Subgroup analysis and investigation of heterogeneity

Where sufficient data are available, within all outcomes as outlined, we will explore heterogeneity by carrying out subgroup analyses on participant‐related characteristics (age, gender, ethnicity, residential status, and socioeconomic status). We will use the test for subgroup differences available in Review Manager to determine whether there is evidence for a difference in treatment effect between subgroups.

Sensitivity analysis

Where possible, we will perform sensitivity analyses to explore the impact of study design, missing data, the inclusion of unpublished data, the inclusion of studies at high risk of bias, the choice of statistical model for pooling (fixed‐effect versus random‐effects), and the effect of different intraclass correlations (ICCs) for cluster RCTs. Where possible, we will perform sensitivity analysis to explore the impact of fear of falling on falls outcomes. If quantitative sensitivity analysis is deemed inappropriate, we will narratively report observed patterns in the data.
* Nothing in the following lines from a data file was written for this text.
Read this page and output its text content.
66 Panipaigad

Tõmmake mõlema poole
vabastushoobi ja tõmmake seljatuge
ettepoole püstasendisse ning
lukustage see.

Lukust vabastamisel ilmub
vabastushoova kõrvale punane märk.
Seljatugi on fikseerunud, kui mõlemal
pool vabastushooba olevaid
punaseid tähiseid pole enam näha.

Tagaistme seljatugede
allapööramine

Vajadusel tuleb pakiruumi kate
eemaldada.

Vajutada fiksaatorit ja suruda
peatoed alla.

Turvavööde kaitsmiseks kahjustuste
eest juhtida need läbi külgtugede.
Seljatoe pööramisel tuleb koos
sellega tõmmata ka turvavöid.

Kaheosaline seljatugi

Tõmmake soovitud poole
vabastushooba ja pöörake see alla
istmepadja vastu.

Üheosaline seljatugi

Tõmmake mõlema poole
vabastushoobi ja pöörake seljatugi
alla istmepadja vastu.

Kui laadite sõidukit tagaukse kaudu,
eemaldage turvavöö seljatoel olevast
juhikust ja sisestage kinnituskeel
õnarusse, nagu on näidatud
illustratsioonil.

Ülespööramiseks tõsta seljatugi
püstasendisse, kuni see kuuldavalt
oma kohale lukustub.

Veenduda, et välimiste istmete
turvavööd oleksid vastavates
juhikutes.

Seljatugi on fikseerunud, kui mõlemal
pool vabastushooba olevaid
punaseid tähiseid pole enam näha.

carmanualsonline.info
Assessing the quality of the evidence and 'Summary of findings' tables

We will use the GRADE approach to assess the quality of evidence as it relates to the primary and secondary outcomes listed in the 'Types of outcome measures' section (Schünemann 2020). The quality rating ‘high’ is reserved for a body of evidence based on randomised controlled trials. We may downgrade the quality rating to ’moderate’, ’low’, or ’very low’ depending on the presence and extent of five factors: study limitations, inconsistency of effect, imprecision, indirectness and publication bias. All non‐randomised studies start at low certainty evidence. There are rare circumstances in which authors can upgrade evidence from non‐randomised studies to moderate, or even high certainty. These include: a large estimated effect (e.g. RR > 2 or RR < 0.5) in the absence of plausible confounders, or a very large effect (e.g. RR > 5 or RR < 0.2) in studies with no major threats to validity; the presence of a dose‐response gradient; or the presence of plausible biases that may lead to an underestimation of an apparent effect. Where evidence is sufficient, we will prepare summary of findings tables for the following outcomes: rate of falls, number of fallers, number of people who experienced one or more fall‐related injuries, number of people who experienced one or more fall‐related fractures, number of people who experienced one or more falls that resulted in hospital admission, number of people who experienced one or more falls that required medical attention, and number of people who experienced one or more adverse events.